Further to the general approach taught, each of the key neurodegenerative conditions were discussed separately in depth and the ‘unusual dementias’ and autoimmune encephalitis were not missed. Particular highlights included the talks on progressive supranuclear palsy and corticobasal degeneration by Professor James Rowe who used multiple videos to demonstrate features such as early gaze paresis and automatic grasping. The talks on frontotemporal dementia by Professor John Hodges were comprehensive, covering the different phenotypes and current advances in predicating underlying brain pathology from neurolinguistics and neuroimaging.

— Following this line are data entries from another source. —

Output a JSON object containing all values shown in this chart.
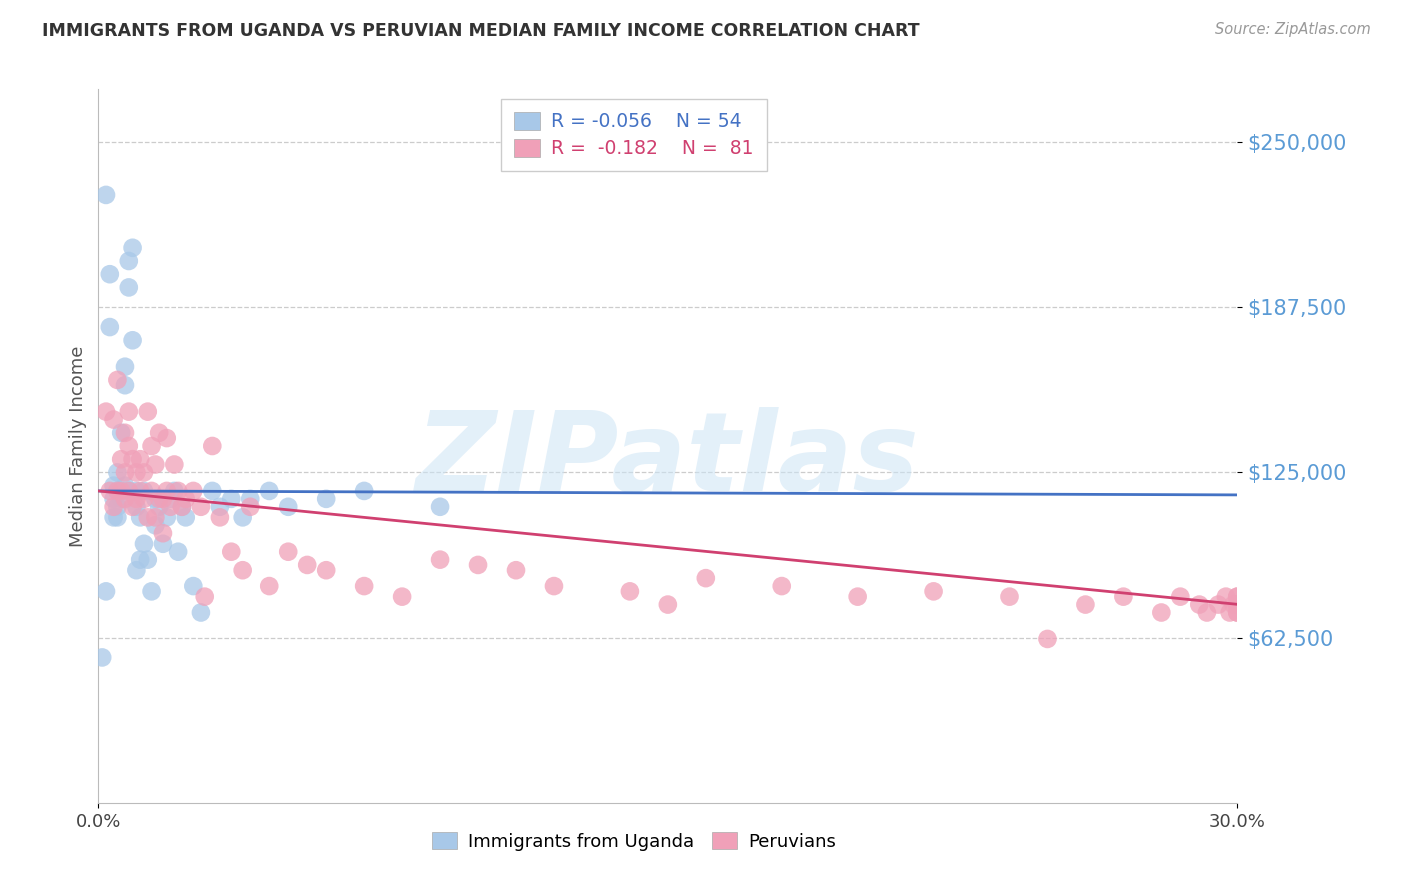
{
  "title": "IMMIGRANTS FROM UGANDA VS PERUVIAN MEDIAN FAMILY INCOME CORRELATION CHART",
  "source": "Source: ZipAtlas.com",
  "ylabel": "Median Family Income",
  "xlim": [
    0.0,
    0.3
  ],
  "ylim": [
    0,
    270000
  ],
  "yticks": [
    62500,
    125000,
    187500,
    250000
  ],
  "ytick_labels": [
    "$62,500",
    "$125,000",
    "$187,500",
    "$250,000"
  ],
  "xticks": [
    0.0,
    0.3
  ],
  "xtick_labels": [
    "0.0%",
    "30.0%"
  ],
  "color_uganda": "#a8c8e8",
  "color_peru": "#f0a0b8",
  "color_uganda_line": "#4472c4",
  "color_peru_line": "#d04070",
  "color_ytick": "#5b9bd5",
  "watermark_text": "ZIPatlas",
  "background": "#ffffff",
  "uganda_points_x": [
    0.001,
    0.002,
    0.002,
    0.003,
    0.003,
    0.004,
    0.004,
    0.004,
    0.005,
    0.005,
    0.005,
    0.005,
    0.006,
    0.006,
    0.006,
    0.007,
    0.007,
    0.007,
    0.008,
    0.008,
    0.008,
    0.009,
    0.009,
    0.01,
    0.01,
    0.01,
    0.011,
    0.011,
    0.012,
    0.012,
    0.013,
    0.014,
    0.015,
    0.015,
    0.016,
    0.017,
    0.018,
    0.019,
    0.02,
    0.021,
    0.022,
    0.023,
    0.025,
    0.027,
    0.03,
    0.032,
    0.035,
    0.038,
    0.04,
    0.045,
    0.05,
    0.06,
    0.07,
    0.09
  ],
  "uganda_points_y": [
    55000,
    80000,
    230000,
    180000,
    200000,
    115000,
    120000,
    108000,
    118000,
    112000,
    125000,
    108000,
    140000,
    118000,
    115000,
    158000,
    165000,
    120000,
    195000,
    205000,
    118000,
    175000,
    210000,
    118000,
    112000,
    88000,
    92000,
    108000,
    118000,
    98000,
    92000,
    80000,
    105000,
    115000,
    112000,
    98000,
    108000,
    115000,
    118000,
    95000,
    112000,
    108000,
    82000,
    72000,
    118000,
    112000,
    115000,
    108000,
    115000,
    118000,
    112000,
    115000,
    118000,
    112000
  ],
  "peru_points_x": [
    0.002,
    0.003,
    0.004,
    0.004,
    0.005,
    0.005,
    0.006,
    0.006,
    0.007,
    0.007,
    0.007,
    0.008,
    0.008,
    0.008,
    0.009,
    0.009,
    0.01,
    0.01,
    0.011,
    0.011,
    0.012,
    0.012,
    0.013,
    0.013,
    0.014,
    0.014,
    0.015,
    0.015,
    0.016,
    0.016,
    0.017,
    0.017,
    0.018,
    0.018,
    0.019,
    0.02,
    0.021,
    0.022,
    0.023,
    0.025,
    0.027,
    0.028,
    0.03,
    0.032,
    0.035,
    0.038,
    0.04,
    0.045,
    0.05,
    0.055,
    0.06,
    0.07,
    0.08,
    0.09,
    0.1,
    0.11,
    0.12,
    0.14,
    0.15,
    0.16,
    0.18,
    0.2,
    0.22,
    0.24,
    0.25,
    0.26,
    0.27,
    0.28,
    0.285,
    0.29,
    0.292,
    0.295,
    0.297,
    0.298,
    0.299,
    0.3,
    0.3,
    0.3,
    0.3,
    0.3,
    0.3
  ],
  "peru_points_y": [
    148000,
    118000,
    145000,
    112000,
    160000,
    118000,
    130000,
    118000,
    140000,
    125000,
    115000,
    148000,
    135000,
    118000,
    130000,
    112000,
    125000,
    115000,
    130000,
    118000,
    125000,
    115000,
    148000,
    108000,
    135000,
    118000,
    128000,
    108000,
    140000,
    115000,
    115000,
    102000,
    138000,
    118000,
    112000,
    128000,
    118000,
    112000,
    115000,
    118000,
    112000,
    78000,
    135000,
    108000,
    95000,
    88000,
    112000,
    82000,
    95000,
    90000,
    88000,
    82000,
    78000,
    92000,
    90000,
    88000,
    82000,
    80000,
    75000,
    85000,
    82000,
    78000,
    80000,
    78000,
    62000,
    75000,
    78000,
    72000,
    78000,
    75000,
    72000,
    75000,
    78000,
    72000,
    75000,
    78000,
    72000,
    75000,
    78000,
    72000,
    75000
  ]
}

Neuroimaging was covered over several sessions ranging from the basics to the latest advances, such as tau imaging. The lecturer’s objective to convince the audience that the role of imaging in dementia was beyond ‘excluding other cerebral pathologies’ was certainly met.
The management of patients with cognitive impairment was discussed throughout the course. There were lectures covering depression in dementia, behavioural symptoms and driving with dementia, as well as detailed management discussions in the individual condition lectures. On the other hand, the ethical issues that arise such as enteral feeding and end of life care in patients with dementia were not mentioned. However, hearing practical management advice from experienced clinicians will certainly be useful for my ongoing practice, especially in those conditions with a more limited evidence base.
This course was certainly a comprehensive review of the clinical assessment and management of patient’s with dementia and it succeeded in linking together the underlying pathology, neuroimaging and neuropsychology. I feel this course was both fascinating and relevant. I would certainly recommend it as one of the ‘must attend’ courses for neurology trainees.